Tuesday, October 11, 2005

Rebuilding vital industries?

The folks over at the American Family Association are up in arms over what they report is an effort by the Bush Administration to offer $500,000,000 -- yeah, that's a half billion big ones -- in tax credits to Gulf Coast casinos.
In the past, government has avoided including the gambling industry in government aid programs. But the President now proposes, in his Gulf Opportunity Zone (GO Zone) package, to take that half-billion from tax payers and give it to the gambling industry.

Here is the kicker: The casinos didn't even ask for the tax credits!
Gee, did God tell Dubya to be nice to the gambling industry? That's a lot of tax free income that can be protected, even at the rate of $5 million a day (what they say the gambling industry was making on the Gulf before Katrina and Rita) that's 500 days worth of tax protection.

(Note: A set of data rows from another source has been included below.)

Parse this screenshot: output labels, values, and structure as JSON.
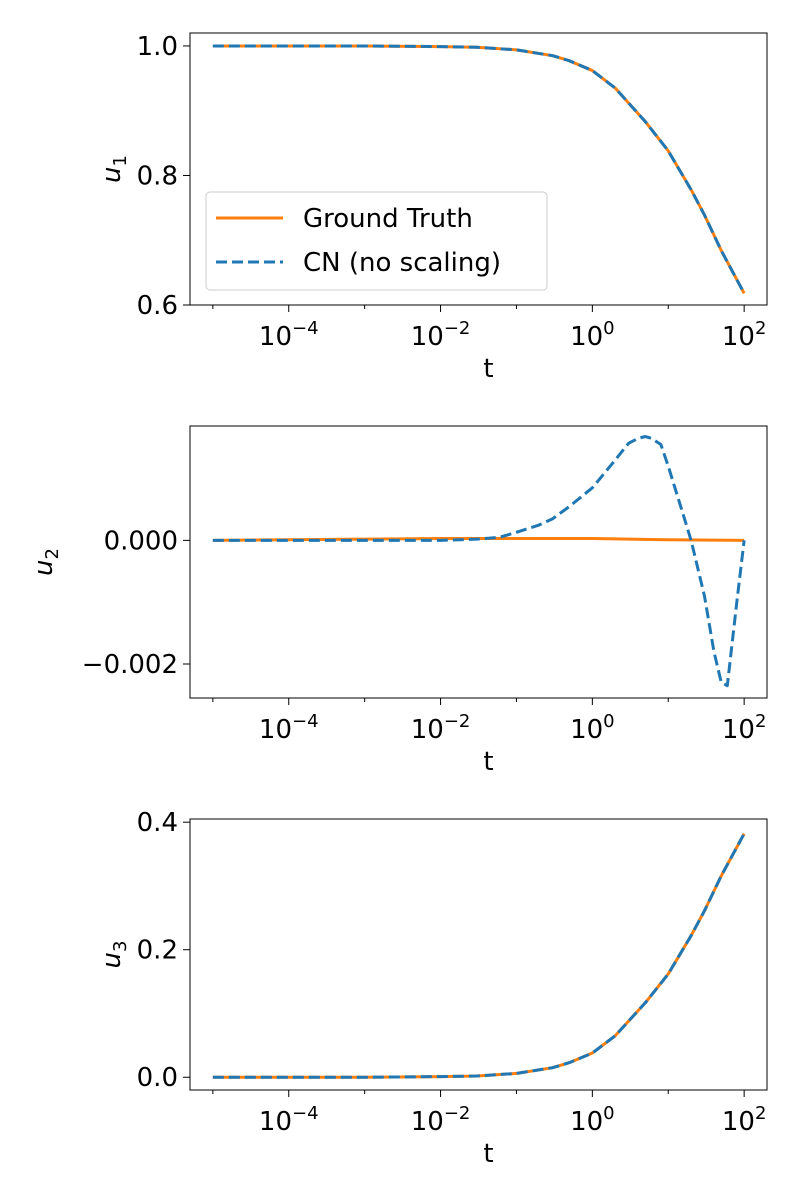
{
  "chart_data": [
    {
      "type": "line",
      "ylabel": "u",
      "ylabel_sub": "1",
      "xlabel": "t",
      "xscale": "log",
      "xlim": [
        5e-06,
        200
      ],
      "ylim": [
        0.6,
        1.02
      ],
      "xticks": [
        -4,
        -2,
        0,
        2
      ],
      "yticks": [
        0.6,
        0.8,
        1.0
      ],
      "ytick_labels": [
        "0.6",
        "0.8",
        "1.0"
      ],
      "legend": {
        "placement": "center-left",
        "entries": [
          "Ground Truth",
          "CN (no scaling)"
        ]
      },
      "series": [
        {
          "name": "Ground Truth",
          "color": "#ff7f0e",
          "style": "solid",
          "x": [
            1e-05,
            0.0001,
            0.001,
            0.01,
            0.03,
            0.1,
            0.3,
            0.5,
            1,
            2,
            3,
            5,
            10,
            20,
            30,
            50,
            100
          ],
          "y": [
            1.0,
            1.0,
            1.0,
            0.999,
            0.998,
            0.994,
            0.985,
            0.977,
            0.962,
            0.935,
            0.912,
            0.883,
            0.838,
            0.778,
            0.739,
            0.684,
            0.618
          ]
        },
        {
          "name": "CN (no scaling)",
          "color": "#1f77b4",
          "style": "dashed",
          "x": [
            1e-05,
            0.0001,
            0.001,
            0.01,
            0.03,
            0.1,
            0.3,
            0.5,
            1,
            2,
            3,
            5,
            10,
            20,
            30,
            50,
            100
          ],
          "y": [
            1.0,
            1.0,
            1.0,
            0.999,
            0.998,
            0.994,
            0.985,
            0.977,
            0.962,
            0.935,
            0.912,
            0.883,
            0.838,
            0.778,
            0.739,
            0.684,
            0.618
          ]
        }
      ]
    },
    {
      "type": "line",
      "ylabel": "u",
      "ylabel_sub": "2",
      "xlabel": "t",
      "xscale": "log",
      "xlim": [
        5e-06,
        200
      ],
      "ylim": [
        -0.00255,
        0.00185
      ],
      "xticks": [
        -4,
        -2,
        0,
        2
      ],
      "yticks": [
        -0.002,
        0.0
      ],
      "ytick_labels": [
        "−0.002",
        "0.000"
      ],
      "series": [
        {
          "name": "Ground Truth",
          "color": "#ff7f0e",
          "style": "solid",
          "x": [
            1e-05,
            0.001,
            0.01,
            0.1,
            1,
            10,
            100
          ],
          "y": [
            0.0,
            2e-05,
            3e-05,
            3e-05,
            3e-05,
            1e-05,
            0.0
          ]
        },
        {
          "name": "CN (no scaling)",
          "color": "#1f77b4",
          "style": "dashed",
          "x": [
            1e-05,
            0.01,
            0.03,
            0.06,
            0.1,
            0.2,
            0.3,
            0.5,
            1,
            2,
            3,
            4,
            5,
            6,
            8,
            10,
            15,
            20,
            30,
            40,
            50,
            60,
            80,
            100
          ],
          "y": [
            0.0,
            0.0,
            2e-05,
            5e-05,
            0.00013,
            0.00025,
            0.00035,
            0.00055,
            0.00085,
            0.0013,
            0.00157,
            0.00165,
            0.00168,
            0.00165,
            0.00155,
            0.0012,
            0.0005,
            0.0,
            -0.0009,
            -0.0018,
            -0.0023,
            -0.00235,
            -0.001,
            0.0
          ]
        }
      ]
    },
    {
      "type": "line",
      "ylabel": "u",
      "ylabel_sub": "3",
      "xlabel": "t",
      "xscale": "log",
      "xlim": [
        5e-06,
        200
      ],
      "ylim": [
        -0.02,
        0.405
      ],
      "xticks": [
        -4,
        -2,
        0,
        2
      ],
      "yticks": [
        0.0,
        0.2,
        0.4
      ],
      "ytick_labels": [
        "0.0",
        "0.2",
        "0.4"
      ],
      "series": [
        {
          "name": "Ground Truth",
          "color": "#ff7f0e",
          "style": "solid",
          "x": [
            1e-05,
            0.0001,
            0.001,
            0.01,
            0.03,
            0.1,
            0.3,
            0.5,
            1,
            2,
            3,
            5,
            10,
            20,
            30,
            50,
            100
          ],
          "y": [
            0.0,
            0.0,
            0.0,
            0.001,
            0.002,
            0.006,
            0.015,
            0.023,
            0.038,
            0.065,
            0.088,
            0.117,
            0.162,
            0.222,
            0.261,
            0.316,
            0.382
          ]
        },
        {
          "name": "CN (no scaling)",
          "color": "#1f77b4",
          "style": "dashed",
          "x": [
            1e-05,
            0.0001,
            0.001,
            0.01,
            0.03,
            0.1,
            0.3,
            0.5,
            1,
            2,
            3,
            5,
            10,
            20,
            30,
            50,
            100
          ],
          "y": [
            0.0,
            0.0,
            0.0,
            0.001,
            0.002,
            0.006,
            0.015,
            0.023,
            0.038,
            0.065,
            0.088,
            0.117,
            0.162,
            0.222,
            0.261,
            0.316,
            0.382
          ]
        }
      ]
    }
  ]
}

Seems a little bit on the pricey side.

In the interest of being totally unreasonable, we'd like to suggest that the Bush Administration back the hell away from any casino support whatsoever. Every ownership group, every investor, knew before they built that the Gulf Coast is prone to hurricanes, tornados and flooding. It was considered an acceptable risk of doing business, a business that involves stripping the desperately poor and the stupid wealthy of their assets.

Does anyone in their right mind suggest, for a moment, that the casinos were not going to rebuild? Perhaps a little farther from the shoreline, maybe, but if the Bush Administration follows through with this plan there is no incentive to build smarter.

Let the gambling industry take care of its own. There is no need to throw honest taxpayer bucks -- money involuntarily contributed by us regular folks -- at the sharks who live on land.